You’ve had the dream to launch your own business for years. Finally, you are ready to take that next step, but you quickly realize the amount of work it will take in the beginning. First, before you start designing a website, hiring any employees or find an office or storefront to rent, you’ll need to decide what type of business to form.
When legally establishing your business, you will have three structure choices: a sole proprietorship, a limited liability corporation (LLC) or a corporation. Think about your business goals before you choose, as well as what level of financial risk you are comfortable with.
If you are going to be a one-person consulting firm or run a side business selling your photo and design work on Etsy, a sole proprietorship may be the best fit. It’s very simple to set up legally and you report your income and losses on your individual tax forms. You solely are responsible for your business’ financial obligations.
However, many small business owners establish an LLC because it offers more protection. If you want to protect your personal assets from your businesses’ debts, this is the choice. For example, if you are going to run your own food truck, if someone gets severely ill from eating one of your lobster rolls, you want to protect your personal assets from any financial risks.
Also, if you will be hiring employees, co-owning the business with a friend or family member, an LLC will protect all parties involved.
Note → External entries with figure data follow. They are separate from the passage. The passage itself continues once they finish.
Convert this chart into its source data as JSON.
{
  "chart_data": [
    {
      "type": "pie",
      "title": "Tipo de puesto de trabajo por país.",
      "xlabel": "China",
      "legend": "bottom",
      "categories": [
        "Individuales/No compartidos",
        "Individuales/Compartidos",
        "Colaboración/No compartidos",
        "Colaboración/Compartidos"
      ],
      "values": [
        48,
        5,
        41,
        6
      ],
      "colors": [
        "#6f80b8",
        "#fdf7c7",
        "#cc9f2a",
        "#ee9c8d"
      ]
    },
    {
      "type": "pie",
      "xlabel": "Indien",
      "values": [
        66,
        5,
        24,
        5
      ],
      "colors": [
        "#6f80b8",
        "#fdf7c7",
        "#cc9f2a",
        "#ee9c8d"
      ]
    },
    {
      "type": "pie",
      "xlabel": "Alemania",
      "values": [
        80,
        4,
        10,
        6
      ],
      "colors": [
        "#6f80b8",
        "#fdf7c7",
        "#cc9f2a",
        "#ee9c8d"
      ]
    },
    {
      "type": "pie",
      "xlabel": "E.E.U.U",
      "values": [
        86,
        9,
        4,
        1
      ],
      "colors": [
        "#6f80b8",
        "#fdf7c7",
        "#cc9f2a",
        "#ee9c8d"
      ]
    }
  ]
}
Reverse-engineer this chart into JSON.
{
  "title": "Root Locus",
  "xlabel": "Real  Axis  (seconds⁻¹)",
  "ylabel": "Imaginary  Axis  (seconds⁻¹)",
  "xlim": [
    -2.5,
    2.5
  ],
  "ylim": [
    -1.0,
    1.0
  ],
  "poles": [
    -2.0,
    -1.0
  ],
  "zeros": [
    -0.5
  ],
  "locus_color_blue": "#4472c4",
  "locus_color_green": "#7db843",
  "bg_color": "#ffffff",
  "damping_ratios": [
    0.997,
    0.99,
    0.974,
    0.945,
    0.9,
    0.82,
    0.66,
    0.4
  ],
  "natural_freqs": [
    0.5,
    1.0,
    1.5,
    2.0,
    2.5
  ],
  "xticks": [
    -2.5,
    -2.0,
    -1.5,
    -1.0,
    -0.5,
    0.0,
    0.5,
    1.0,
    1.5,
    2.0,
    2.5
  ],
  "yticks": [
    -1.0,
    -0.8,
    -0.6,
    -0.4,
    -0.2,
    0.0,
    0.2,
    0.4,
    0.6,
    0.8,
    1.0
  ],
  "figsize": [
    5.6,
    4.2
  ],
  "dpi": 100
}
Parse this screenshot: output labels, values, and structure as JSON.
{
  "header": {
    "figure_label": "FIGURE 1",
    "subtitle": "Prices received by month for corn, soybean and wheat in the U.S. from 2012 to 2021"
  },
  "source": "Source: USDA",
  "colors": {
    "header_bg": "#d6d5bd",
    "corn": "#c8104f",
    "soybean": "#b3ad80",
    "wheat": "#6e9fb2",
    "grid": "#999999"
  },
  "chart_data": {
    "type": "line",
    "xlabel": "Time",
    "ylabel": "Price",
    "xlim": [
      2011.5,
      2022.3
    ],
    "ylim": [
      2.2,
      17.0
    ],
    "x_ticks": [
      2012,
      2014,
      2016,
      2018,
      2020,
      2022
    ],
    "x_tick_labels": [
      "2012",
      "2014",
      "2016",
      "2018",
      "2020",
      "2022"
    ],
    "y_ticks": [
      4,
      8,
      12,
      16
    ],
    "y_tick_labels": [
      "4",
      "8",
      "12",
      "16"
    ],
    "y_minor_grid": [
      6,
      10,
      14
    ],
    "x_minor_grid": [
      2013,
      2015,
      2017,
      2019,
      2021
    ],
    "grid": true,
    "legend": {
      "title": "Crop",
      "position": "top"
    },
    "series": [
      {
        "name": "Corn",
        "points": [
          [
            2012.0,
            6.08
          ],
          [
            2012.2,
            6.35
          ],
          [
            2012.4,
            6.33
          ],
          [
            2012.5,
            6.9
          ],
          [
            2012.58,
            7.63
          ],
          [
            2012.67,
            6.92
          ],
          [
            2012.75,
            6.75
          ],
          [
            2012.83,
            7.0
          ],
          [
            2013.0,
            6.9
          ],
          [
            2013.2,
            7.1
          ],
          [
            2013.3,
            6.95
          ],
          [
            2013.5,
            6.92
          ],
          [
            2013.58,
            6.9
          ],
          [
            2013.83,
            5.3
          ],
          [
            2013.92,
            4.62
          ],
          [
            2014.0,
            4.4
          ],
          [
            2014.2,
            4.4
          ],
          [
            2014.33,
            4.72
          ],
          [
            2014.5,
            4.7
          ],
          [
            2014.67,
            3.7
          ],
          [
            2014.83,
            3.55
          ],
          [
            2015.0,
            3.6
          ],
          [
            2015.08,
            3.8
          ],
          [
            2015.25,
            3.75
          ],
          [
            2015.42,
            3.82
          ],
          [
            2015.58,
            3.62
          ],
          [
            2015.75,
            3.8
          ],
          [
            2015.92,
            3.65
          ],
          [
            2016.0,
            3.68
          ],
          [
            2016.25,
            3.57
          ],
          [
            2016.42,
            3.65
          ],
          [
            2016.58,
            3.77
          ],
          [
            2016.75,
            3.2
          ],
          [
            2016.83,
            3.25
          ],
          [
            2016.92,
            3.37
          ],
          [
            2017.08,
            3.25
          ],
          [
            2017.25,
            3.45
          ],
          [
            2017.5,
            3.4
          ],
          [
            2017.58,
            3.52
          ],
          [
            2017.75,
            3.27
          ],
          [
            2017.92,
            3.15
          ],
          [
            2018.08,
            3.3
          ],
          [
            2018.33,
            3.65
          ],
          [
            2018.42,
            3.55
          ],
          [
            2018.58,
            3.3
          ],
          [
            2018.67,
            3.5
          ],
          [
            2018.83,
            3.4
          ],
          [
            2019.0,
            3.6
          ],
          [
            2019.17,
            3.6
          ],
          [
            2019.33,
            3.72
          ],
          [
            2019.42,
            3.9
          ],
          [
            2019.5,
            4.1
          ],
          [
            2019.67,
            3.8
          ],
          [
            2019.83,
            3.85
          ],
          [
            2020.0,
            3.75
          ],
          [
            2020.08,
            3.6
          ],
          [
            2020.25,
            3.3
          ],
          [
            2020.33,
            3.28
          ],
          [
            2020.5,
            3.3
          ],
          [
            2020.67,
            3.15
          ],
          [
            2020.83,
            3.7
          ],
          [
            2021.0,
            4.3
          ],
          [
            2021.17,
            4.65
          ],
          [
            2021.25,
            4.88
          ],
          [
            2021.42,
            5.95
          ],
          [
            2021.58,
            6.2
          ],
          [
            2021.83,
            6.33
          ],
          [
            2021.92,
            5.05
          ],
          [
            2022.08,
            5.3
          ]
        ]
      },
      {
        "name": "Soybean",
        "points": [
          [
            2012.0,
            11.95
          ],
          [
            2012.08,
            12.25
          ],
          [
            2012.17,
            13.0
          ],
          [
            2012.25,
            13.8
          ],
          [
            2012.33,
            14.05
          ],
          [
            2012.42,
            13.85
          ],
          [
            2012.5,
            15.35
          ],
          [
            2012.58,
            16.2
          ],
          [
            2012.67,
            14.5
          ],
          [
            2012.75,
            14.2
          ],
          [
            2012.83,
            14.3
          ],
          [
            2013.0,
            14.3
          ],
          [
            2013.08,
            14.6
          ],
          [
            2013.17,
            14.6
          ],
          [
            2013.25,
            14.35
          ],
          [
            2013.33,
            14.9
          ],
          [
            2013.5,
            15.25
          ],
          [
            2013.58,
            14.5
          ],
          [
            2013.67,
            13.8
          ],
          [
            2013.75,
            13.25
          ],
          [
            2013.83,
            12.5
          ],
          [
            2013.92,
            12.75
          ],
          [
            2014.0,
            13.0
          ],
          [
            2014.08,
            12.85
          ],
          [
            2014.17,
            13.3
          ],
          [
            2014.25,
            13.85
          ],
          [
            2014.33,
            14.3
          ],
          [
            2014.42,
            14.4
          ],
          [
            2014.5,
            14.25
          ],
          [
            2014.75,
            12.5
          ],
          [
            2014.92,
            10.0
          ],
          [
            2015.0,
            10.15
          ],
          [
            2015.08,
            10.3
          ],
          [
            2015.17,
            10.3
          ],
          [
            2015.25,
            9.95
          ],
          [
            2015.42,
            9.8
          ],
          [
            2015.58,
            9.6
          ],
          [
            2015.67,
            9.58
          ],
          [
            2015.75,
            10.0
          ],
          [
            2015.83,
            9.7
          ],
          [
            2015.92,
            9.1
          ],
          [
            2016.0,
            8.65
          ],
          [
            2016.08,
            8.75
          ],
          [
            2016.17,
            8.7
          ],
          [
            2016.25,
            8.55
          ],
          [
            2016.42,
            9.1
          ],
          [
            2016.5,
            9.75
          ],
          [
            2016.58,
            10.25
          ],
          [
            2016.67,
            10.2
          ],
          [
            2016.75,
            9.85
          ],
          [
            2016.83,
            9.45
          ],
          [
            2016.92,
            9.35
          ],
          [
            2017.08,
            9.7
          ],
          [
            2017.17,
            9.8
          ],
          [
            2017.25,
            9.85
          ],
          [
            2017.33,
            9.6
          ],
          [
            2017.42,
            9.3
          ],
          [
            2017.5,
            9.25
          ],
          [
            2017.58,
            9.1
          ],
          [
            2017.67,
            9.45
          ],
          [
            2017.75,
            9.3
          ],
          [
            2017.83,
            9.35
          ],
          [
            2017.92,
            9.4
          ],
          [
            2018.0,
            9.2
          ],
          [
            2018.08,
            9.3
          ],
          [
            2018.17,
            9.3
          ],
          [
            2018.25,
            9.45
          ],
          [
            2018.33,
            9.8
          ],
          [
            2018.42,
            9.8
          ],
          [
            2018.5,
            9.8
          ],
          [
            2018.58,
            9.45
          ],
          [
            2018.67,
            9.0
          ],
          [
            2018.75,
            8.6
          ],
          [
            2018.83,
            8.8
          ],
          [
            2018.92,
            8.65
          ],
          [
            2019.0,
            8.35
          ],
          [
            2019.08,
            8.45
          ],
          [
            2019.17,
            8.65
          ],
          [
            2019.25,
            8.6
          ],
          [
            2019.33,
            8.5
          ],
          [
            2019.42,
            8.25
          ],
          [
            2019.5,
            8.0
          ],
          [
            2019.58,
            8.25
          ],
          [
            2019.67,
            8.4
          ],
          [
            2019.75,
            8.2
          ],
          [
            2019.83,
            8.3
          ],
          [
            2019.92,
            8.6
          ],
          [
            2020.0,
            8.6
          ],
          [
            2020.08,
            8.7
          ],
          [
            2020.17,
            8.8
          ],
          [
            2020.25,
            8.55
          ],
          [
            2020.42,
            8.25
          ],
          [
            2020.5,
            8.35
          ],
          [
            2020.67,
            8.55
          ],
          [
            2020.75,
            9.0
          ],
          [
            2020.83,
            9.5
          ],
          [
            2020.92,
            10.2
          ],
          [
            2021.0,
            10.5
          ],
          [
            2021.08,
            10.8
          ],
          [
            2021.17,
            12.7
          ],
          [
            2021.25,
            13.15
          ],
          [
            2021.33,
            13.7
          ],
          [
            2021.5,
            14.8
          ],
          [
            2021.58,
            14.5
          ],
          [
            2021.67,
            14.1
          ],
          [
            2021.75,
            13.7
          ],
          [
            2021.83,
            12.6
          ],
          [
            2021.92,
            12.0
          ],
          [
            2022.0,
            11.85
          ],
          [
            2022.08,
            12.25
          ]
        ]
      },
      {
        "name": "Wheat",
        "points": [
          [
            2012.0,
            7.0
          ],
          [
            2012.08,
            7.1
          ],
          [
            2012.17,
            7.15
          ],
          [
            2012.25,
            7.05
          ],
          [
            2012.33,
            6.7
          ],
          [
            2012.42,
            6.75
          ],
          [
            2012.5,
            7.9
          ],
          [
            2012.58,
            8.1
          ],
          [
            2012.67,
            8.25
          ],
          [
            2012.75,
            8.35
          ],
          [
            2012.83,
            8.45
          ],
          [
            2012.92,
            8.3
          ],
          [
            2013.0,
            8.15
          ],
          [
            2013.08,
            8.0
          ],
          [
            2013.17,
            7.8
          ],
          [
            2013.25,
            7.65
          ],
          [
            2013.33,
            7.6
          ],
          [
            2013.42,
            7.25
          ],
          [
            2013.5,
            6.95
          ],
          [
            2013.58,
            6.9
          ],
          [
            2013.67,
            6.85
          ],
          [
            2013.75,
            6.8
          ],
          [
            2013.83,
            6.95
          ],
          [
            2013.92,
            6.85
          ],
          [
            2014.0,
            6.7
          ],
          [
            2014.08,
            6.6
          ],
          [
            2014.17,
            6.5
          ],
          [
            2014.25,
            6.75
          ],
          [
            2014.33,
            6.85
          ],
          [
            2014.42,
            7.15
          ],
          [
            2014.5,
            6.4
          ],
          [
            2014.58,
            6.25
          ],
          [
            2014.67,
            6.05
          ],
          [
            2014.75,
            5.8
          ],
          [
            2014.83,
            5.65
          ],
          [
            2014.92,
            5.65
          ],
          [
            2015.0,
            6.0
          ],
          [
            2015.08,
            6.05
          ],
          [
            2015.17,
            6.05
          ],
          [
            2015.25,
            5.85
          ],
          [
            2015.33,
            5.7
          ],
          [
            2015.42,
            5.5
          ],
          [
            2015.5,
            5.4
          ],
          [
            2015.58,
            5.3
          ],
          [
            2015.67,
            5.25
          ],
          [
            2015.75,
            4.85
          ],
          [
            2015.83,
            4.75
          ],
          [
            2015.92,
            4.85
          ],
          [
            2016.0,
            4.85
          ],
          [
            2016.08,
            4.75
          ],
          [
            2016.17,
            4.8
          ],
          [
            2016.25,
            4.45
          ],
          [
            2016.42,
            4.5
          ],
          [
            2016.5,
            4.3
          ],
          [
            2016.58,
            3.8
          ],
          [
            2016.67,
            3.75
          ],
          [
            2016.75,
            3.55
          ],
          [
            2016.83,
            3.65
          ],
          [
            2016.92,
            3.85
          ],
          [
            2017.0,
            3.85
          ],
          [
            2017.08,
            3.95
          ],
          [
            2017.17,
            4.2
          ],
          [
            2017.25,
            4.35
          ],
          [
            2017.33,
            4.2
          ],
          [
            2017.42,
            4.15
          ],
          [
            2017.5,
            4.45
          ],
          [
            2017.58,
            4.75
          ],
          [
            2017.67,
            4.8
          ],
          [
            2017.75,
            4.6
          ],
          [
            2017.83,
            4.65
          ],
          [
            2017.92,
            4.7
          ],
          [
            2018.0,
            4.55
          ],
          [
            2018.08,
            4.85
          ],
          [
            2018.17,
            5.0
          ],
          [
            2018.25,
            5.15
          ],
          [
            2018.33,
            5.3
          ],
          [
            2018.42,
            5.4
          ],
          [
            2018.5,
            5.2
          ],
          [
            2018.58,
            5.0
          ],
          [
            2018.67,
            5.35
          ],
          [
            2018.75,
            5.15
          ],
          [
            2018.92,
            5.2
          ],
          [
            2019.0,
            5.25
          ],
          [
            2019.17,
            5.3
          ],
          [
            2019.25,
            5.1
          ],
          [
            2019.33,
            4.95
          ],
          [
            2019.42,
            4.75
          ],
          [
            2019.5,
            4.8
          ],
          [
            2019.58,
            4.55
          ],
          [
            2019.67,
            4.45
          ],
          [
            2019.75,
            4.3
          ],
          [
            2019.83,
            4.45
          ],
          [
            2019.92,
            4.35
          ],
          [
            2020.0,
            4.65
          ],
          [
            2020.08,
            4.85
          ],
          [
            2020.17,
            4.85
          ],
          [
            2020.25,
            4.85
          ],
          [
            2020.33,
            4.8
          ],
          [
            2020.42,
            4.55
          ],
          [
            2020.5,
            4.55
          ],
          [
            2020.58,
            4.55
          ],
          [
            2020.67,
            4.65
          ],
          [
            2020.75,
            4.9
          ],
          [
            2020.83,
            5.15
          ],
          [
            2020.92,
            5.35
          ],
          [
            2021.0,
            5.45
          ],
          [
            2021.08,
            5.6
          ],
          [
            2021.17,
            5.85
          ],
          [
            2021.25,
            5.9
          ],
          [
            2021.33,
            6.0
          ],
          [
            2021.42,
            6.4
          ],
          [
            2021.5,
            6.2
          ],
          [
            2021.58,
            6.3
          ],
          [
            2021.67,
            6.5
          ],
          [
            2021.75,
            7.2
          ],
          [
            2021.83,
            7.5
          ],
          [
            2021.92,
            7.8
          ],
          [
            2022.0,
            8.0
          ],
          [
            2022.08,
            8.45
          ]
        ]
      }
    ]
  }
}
For example, if your brother ends up getting divorced, the business finances will not take a hit because of his divorce settlement.
LLCs don’t require owners to pay corporate taxes, which is part of the reason why many small business owners see them as the perfect balance between operating as a sole proprietorship or a corporation.
Corporations have more government regulations when it comes to taxes and can have an infinite lifespan. They are separate entities from their owners. However, it’s more expensive to form a corporation and requires more record keeping.
No matter which type of business structure you decide on, consult an experienced attorney first. Business law can be very complicated, especially if you want to have a business partner or run a family business. You want to make sure all parties are protected before your business officially opens or has its first clients.